34.Conformément au paragraphe 5 de l’article 71 du Règlement intérieur du Comité, l’État partie est invité à faire parvenir, dans un délai d’un an à compter de l’adoption des présentes observations finales, des renseignements sur la suite qu’il aura donnée aux recommandations formulées aux paragraphes 12 (législation contre la discrimination), 22 (droits en matière de sexualité et de reproduction) et 30 (interdiction de la torture).

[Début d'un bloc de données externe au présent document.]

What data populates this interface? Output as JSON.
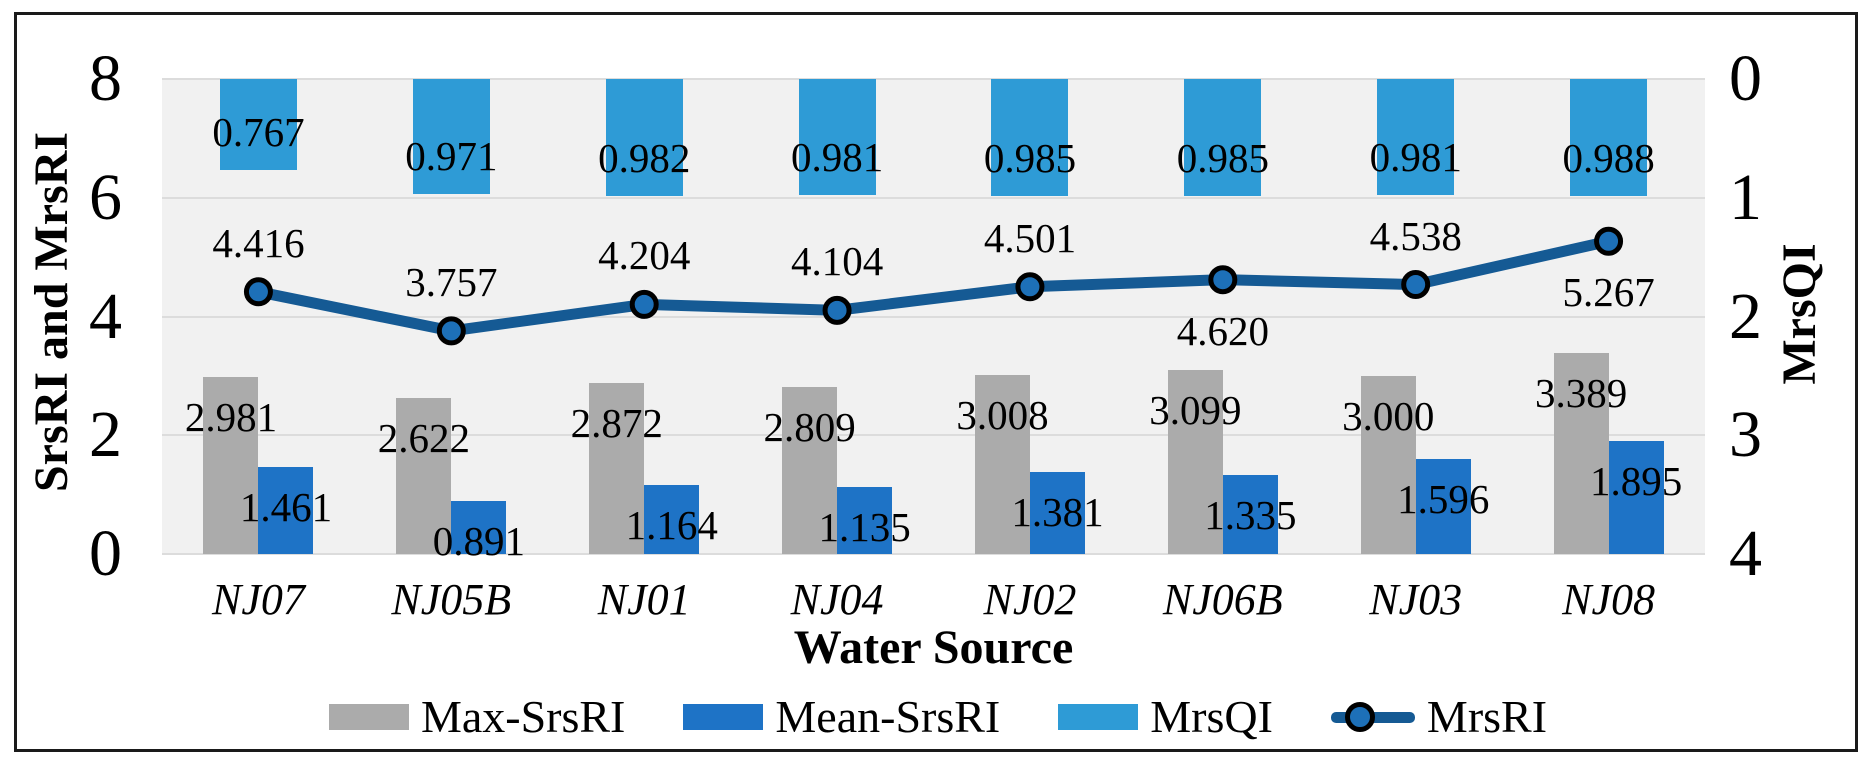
{
  "chart_data": {
    "type": "bar",
    "subtype": "combo-bar-line-dual-axis",
    "categories": [
      "NJ07",
      "NJ05B",
      "NJ01",
      "NJ04",
      "NJ02",
      "NJ06B",
      "NJ03",
      "NJ08"
    ],
    "series": [
      {
        "name": "Max-SrsRI",
        "type": "bar",
        "axis": "left",
        "color": "#ababab",
        "values": [
          2.981,
          2.622,
          2.872,
          2.809,
          3.008,
          3.099,
          3.0,
          3.389
        ],
        "labels": [
          "2.981",
          "2.622",
          "2.872",
          "2.809",
          "3.008",
          "3.099",
          "3.000",
          "3.389"
        ]
      },
      {
        "name": "Mean-SrsRI",
        "type": "bar",
        "axis": "left",
        "color": "#1e73c6",
        "values": [
          1.461,
          0.891,
          1.164,
          1.135,
          1.381,
          1.335,
          1.596,
          1.895
        ],
        "labels": [
          "1.461",
          "0.891",
          "1.164",
          "1.135",
          "1.381",
          "1.335",
          "1.596",
          "1.895"
        ]
      },
      {
        "name": "MrsQI",
        "type": "bar",
        "axis": "right",
        "color": "#2e9bd6",
        "values": [
          0.767,
          0.971,
          0.982,
          0.981,
          0.985,
          0.985,
          0.981,
          0.988
        ],
        "labels": [
          "0.767",
          "0.971",
          "0.982",
          "0.981",
          "0.985",
          "0.985",
          "0.981",
          "0.988"
        ]
      },
      {
        "name": "MrsRI",
        "type": "line",
        "axis": "left",
        "color": "#155a94",
        "marker_fill": "#1d70b8",
        "marker_stroke": "#000000",
        "values": [
          4.416,
          3.757,
          4.204,
          4.104,
          4.501,
          4.62,
          4.538,
          5.267
        ],
        "labels": [
          "4.416",
          "3.757",
          "4.204",
          "4.104",
          "4.501",
          "4.620",
          "4.538",
          "5.267"
        ],
        "label_positions": [
          "above",
          "above",
          "above",
          "above",
          "above",
          "below",
          "above",
          "below"
        ]
      }
    ],
    "left_axis": {
      "title": "SrsRI and MrsRI",
      "min": 0,
      "max": 8,
      "ticks": [
        8,
        6,
        4,
        2,
        0
      ]
    },
    "right_axis": {
      "title": "MrsQI",
      "min": 0,
      "max": 4,
      "ticks": [
        0,
        1,
        2,
        3,
        4
      ],
      "inverted": true
    },
    "x_axis": {
      "title": "Water Source"
    },
    "legend_position": "bottom",
    "grid": true,
    "plot_background": "#f1f1f1",
    "gridline_color": "#dcdcdc"
  }
}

35.Le Comité demande à l’État partie de lui soumettre son prochain rapport périodique le 28 juillet 2023 au plus tard et d’y faire figurer des renseignements sur la suite qu’il aura donnée aux autres recommandations formulées dans les présentes observations finales. Le Comité demande également à l’État partie, lorsqu’il élaborera ce rapport, de tenir de vastes consultations avec la société civile et les organisations non gouvernementales présentes dans le pays, ainsi que les groupes minoritaires ou marginalisés. Conformément à la résolution 68/268 de l’Assemblée générale, ce document ne devra pas compter plus de 21 200 mots. L’État partie peut aussi, le cas échéant, et compte tenu de ce qu’il s’est déclaré en faveur de la procédure simplifiée, indiquer au Comité, dans un délai d’un an, qu’il accepte d’établir son rapport en suivant cette procédure. En pareil cas, le Comité transmet une liste de points à l’État partie avant que celui-ci ne soumette son rapport. Les réponses à cette liste constitueront le rapport périodique suivant à soumettre par l’État partie en application de l’article 40 du Pacte.